But inflated house prices have made affordability a big issue - especially for first-time buyers - and borrowers aren't covering themselves for a crisis.
The most recent figures reveal that mortgage payment protection insurance (MPPI) - which protects your income, usually for a year, should you be unable to earn due to an accident, illness or job loss - is falling off the agenda among hard-pressed people who have other financial priorities.
Only 23 per cent of outstanding mortgages carried MPPI last year - down one percentage point from 2003, and way off a government target of 50 per cent. "If it comes down to being able to afford a mortgage or not, this insurance is often the one that [borrowers] tend to skip," says Rob Clifford, managing director of broker Mortgageforce.
But buyers who ignore it, and have neither a separate income protection policy nor substantial savings to fall back on, are running a risk.
Since 1995, government help for people unable to repay their home loan has been stripped to the bare bones. "The state only steps in after nine months and only pays interest on the first £100,000 of your mortgage," says Mr Clifford.
And if you have more than £8,000 in savings or your partner works, you won't qualify.
MPPI premiums are calculated per £100 worth of monthly cover. Policies range in price from around £3 to £8 for each £100, usually depending on how comprehensive they are. At the average MPPI premium of £4.98 per £100, it would cost you £49.80 a month to protect a £1,000 home-loan payment.
Most policies are sold through mortgage lenders but intermediaries and insurers sell them too.
If you do choose the cover, scrutinise its limitations and exclusions. The most common pitfall is the "excess" period - the time between claiming and receiving your first payment - which can be as long as 60 days.
"You'll need enough savings or income from another source to tide you over until the policy pays out," warns Melanie Bien of broker Savills Private Finance.
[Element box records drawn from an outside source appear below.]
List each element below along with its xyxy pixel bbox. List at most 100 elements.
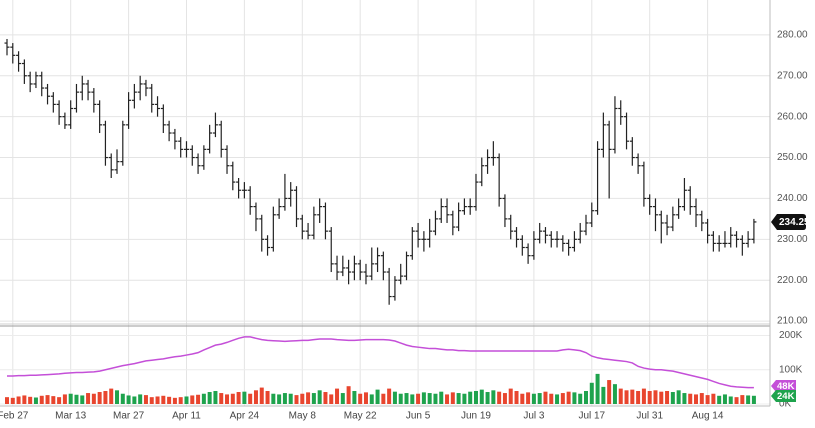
ma-last-tag: [771, 380, 796, 392]
volume-bar: [560, 393, 565, 404]
volume-bar: [427, 393, 432, 404]
volume-bar: [323, 392, 328, 404]
x-tick-label: Jun 19: [461, 411, 491, 422]
volume-bar: [190, 395, 195, 404]
x-tick-label: Jul 31: [636, 411, 663, 422]
x-tick-label: Aug 14: [692, 411, 724, 422]
volume-tick-label: 200K: [779, 330, 803, 341]
volume-bar: [265, 390, 270, 404]
volume-bar: [682, 393, 687, 404]
volume-bar: [392, 391, 397, 404]
volume-bar: [196, 394, 201, 404]
volume-bar: [450, 392, 455, 404]
volume-bar: [68, 393, 73, 404]
x-tick-label: Feb 27: [0, 411, 29, 422]
volume-bar: [207, 392, 212, 404]
volume-bar: [335, 388, 340, 404]
volume-bar: [381, 393, 386, 404]
volume-bar: [172, 397, 177, 404]
volume-bar: [369, 394, 374, 404]
volume-bar: [51, 396, 56, 404]
volume-bar: [497, 391, 502, 404]
volume-bar: [404, 393, 409, 404]
y-tick-label: 220.00: [777, 275, 808, 286]
x-tick-label: Jul 3: [523, 411, 545, 422]
volume-bar: [439, 391, 444, 404]
volume-bar: [91, 393, 96, 404]
volume-last-label: 24K: [777, 391, 795, 402]
volume-bar: [86, 393, 91, 404]
volume-bar: [618, 388, 623, 404]
volume-bar: [294, 395, 299, 404]
volume-bar: [722, 394, 727, 404]
volume-bar: [589, 382, 594, 404]
x-tick-label: Jul 17: [578, 411, 605, 422]
volume-bar: [28, 396, 33, 404]
volume-bar: [387, 388, 392, 404]
volume-bar: [225, 394, 230, 404]
y-tick-label: 280.00: [777, 30, 808, 41]
volume-bar: [62, 394, 67, 404]
volume-bar: [456, 393, 461, 404]
volume-last-tag: [771, 390, 796, 402]
volume-bar: [502, 393, 507, 404]
volume-bar: [80, 395, 85, 404]
volume-bar: [352, 390, 357, 404]
volume-tick-label: 100K: [779, 364, 803, 375]
x-tick-label: May 22: [344, 411, 377, 422]
volume-bar: [230, 393, 235, 404]
volume-bar: [508, 388, 513, 404]
ma-last-label: 48K: [777, 381, 795, 392]
volume-bar: [271, 393, 276, 404]
volume-bar: [10, 397, 15, 404]
volume-bar: [45, 395, 50, 404]
volume-bar: [398, 393, 403, 404]
volume-bar: [584, 390, 588, 404]
volume-bar: [421, 392, 426, 404]
volume-bar: [479, 389, 484, 404]
volume-bar: [433, 393, 438, 404]
volume-bar: [537, 393, 542, 404]
y-tick-label: 250.00: [777, 152, 808, 163]
volume-bar: [473, 390, 478, 404]
volume-bar: [161, 395, 166, 404]
y-tick-label: 240.00: [777, 193, 808, 204]
volume-bar: [213, 390, 218, 404]
volume-bar: [462, 393, 467, 404]
volume-bar: [167, 396, 172, 404]
y-tick-label: 230.00: [777, 234, 808, 245]
volume-bar: [549, 393, 554, 404]
volume-bar: [601, 386, 606, 404]
volume-bar: [253, 390, 258, 404]
volume-bar: [641, 388, 646, 404]
volume-bar: [109, 388, 114, 404]
volume-bar: [317, 390, 322, 404]
x-tick-label: Jun 5: [406, 411, 431, 422]
volume-bar: [236, 392, 241, 404]
volume-bar: [155, 396, 160, 404]
volume-bar: [711, 393, 716, 404]
y-tick-label: 260.00: [777, 111, 808, 122]
volume-bar: [57, 397, 62, 404]
volume-bar: [306, 392, 311, 404]
volume-bar: [126, 395, 131, 404]
x-tick-label: Apr 11: [172, 411, 201, 422]
volume-bar: [717, 395, 722, 404]
volume-bar: [659, 391, 664, 404]
volume-bar: [277, 394, 282, 404]
volume-bar: [485, 392, 490, 404]
volume-bar: [33, 397, 38, 404]
volume-bar: [300, 393, 305, 404]
volume-bar: [259, 387, 264, 404]
volume-bar: [676, 390, 681, 404]
volume-bar: [184, 396, 189, 404]
volume-bar: [132, 396, 137, 404]
volume-bar: [699, 393, 704, 404]
last-price-label: 234.25: [779, 217, 810, 228]
volume-bar: [242, 391, 247, 404]
volume-bar: [468, 391, 473, 404]
x-tick-label: Apr 24: [230, 411, 260, 422]
volume-bar: [416, 393, 421, 404]
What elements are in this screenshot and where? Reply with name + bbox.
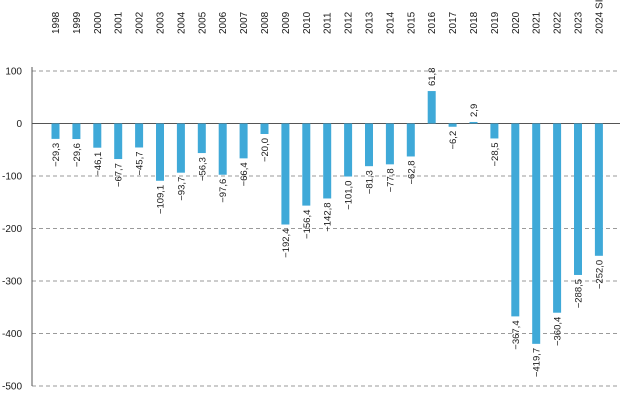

With sickness payouts, many policies exclude the most common problems: backache, stress and depression.
And while redundancy will trigger a payout, policies differ on what constitutes "dismissal". If you were forced to leave a job because of poor performance, a mistake or a personality clash, you might not qualify.
Many policies also refuse to pay if you're self-employed and lose your business.
Given the cost and limitations of MPPI, Ms Bien suggests you first look at other options. Check your savings and your employer's sick pay scheme, and weigh up separate income protection or critical illness cover.
Karen and James Lowe from Billericay in Essex are struggling to claim on the mortgage element of their combined life, critical illness and MPPI policy with Friends Provident. After suffering an eye haemorrhage, Karen had to stop work as a PA. But the insurer refused the claim following a doctor's report which did not categorically state that she could no longer work. An appeal is under way.